Order and Scale of the Transformation Matrix #93

Open JeremyCJM opened 2 years ago

JeremyCJM commented 2 years ago

Hi Yudong,

Thanks for the amazing work! I noticed that in the process_data.py file, you have the following manipulation of rotation and transformation matrix:

    trans = params_dict['trans'] / 10.0
    valid_num = euler_angle.shape[0]
    train_val_split = int(valid_num*10/11)
    train_ids = torch.arange(0, train_val_split)
    val_ids = torch.arange(train_val_split, valid_num)
    rot = euler2rot(euler_angle)
    rot_inv = rot.permute(0, 2, 1)
    trans_inv = -torch.bmm(rot_inv, trans.unsqueeze(2))
    pose = torch.eye(4, dtype=torch.float32)

I am wondering why you

  1. downscale the translation vector by 10 trans = params_dict['trans'] / 10.0,
  2. apply permutation on rotation matrix rot_inv = rot.permute(0, 2, 1),
  3. rotate the translation vector trans_inv = -torch.bmm(rot_inv, trans.unsqueeze(2)),
  4. flip the sign of translation vector trans_inv = -torch.bmm(rot_inv, trans.unsqueeze(2))

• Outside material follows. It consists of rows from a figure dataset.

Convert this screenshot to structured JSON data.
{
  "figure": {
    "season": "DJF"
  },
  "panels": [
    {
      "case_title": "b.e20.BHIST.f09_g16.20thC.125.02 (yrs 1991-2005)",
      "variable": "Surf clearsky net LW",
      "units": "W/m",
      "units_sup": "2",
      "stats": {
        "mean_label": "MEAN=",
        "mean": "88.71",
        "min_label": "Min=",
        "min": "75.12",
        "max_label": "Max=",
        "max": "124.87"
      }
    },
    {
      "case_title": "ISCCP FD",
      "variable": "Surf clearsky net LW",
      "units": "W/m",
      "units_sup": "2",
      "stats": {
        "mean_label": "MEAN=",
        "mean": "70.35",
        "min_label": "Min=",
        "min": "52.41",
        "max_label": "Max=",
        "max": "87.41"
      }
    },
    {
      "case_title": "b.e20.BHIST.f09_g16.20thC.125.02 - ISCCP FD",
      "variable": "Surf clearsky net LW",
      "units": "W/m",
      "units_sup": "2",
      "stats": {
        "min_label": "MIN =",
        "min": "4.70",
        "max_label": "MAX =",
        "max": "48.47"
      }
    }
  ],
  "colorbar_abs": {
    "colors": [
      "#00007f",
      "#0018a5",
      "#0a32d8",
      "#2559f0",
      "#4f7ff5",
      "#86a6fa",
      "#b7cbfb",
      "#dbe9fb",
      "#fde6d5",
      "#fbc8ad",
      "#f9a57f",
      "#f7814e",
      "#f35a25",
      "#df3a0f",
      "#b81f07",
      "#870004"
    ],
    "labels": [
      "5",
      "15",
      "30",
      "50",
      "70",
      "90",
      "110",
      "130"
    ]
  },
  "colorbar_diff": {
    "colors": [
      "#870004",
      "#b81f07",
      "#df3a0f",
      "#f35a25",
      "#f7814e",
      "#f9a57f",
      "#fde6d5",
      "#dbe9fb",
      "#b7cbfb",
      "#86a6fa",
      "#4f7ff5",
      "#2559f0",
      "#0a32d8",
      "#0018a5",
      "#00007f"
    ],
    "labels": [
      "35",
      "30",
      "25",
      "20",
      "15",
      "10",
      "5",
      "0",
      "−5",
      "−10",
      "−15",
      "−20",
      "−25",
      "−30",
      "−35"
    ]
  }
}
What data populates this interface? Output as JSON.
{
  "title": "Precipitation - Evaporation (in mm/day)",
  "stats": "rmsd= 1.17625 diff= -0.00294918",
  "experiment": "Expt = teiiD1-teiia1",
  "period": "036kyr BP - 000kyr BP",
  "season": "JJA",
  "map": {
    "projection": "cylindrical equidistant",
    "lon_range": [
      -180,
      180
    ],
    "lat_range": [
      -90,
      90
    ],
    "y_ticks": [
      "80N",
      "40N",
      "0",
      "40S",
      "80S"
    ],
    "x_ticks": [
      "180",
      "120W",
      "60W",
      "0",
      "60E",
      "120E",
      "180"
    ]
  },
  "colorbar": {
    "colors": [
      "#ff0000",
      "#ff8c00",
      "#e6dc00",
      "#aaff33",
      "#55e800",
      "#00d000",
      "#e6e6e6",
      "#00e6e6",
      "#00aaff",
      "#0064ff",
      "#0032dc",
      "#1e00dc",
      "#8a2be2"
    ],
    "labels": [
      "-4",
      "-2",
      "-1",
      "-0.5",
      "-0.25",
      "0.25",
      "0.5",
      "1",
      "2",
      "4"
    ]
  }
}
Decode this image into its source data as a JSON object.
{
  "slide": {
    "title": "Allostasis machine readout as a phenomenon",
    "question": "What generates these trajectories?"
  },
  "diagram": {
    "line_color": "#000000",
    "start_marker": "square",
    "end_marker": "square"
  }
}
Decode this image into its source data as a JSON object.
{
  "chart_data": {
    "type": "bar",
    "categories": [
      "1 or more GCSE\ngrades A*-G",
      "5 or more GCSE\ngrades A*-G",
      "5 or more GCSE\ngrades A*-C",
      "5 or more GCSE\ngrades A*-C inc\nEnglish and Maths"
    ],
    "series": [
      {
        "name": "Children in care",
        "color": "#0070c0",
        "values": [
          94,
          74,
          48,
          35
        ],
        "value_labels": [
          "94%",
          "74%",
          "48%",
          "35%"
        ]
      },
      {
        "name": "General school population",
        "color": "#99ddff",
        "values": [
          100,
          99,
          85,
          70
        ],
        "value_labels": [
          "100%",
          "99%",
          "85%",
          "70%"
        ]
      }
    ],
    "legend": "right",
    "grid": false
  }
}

Looking forward to hearing from you!

Thanks, Jeremy

YudongGuo commented 2 years ago

Hi,

  1. In the face tracking process, the camera space is measured in decimetre, and we convert it to meter by downscaling.
  2. The transformation matrix (rotation and translation) generated in tracking process is a 'canonical space to camera space' transformation. In NeRF, we need the 'camera space to canonical space' transformation, so we do inverse transformation (just 2-4).
JeremyCJM commented 2 years ago

Thanks a lot for your reply! For the first question, why do you want to convert the unit to meter? What is the unit in NeRF?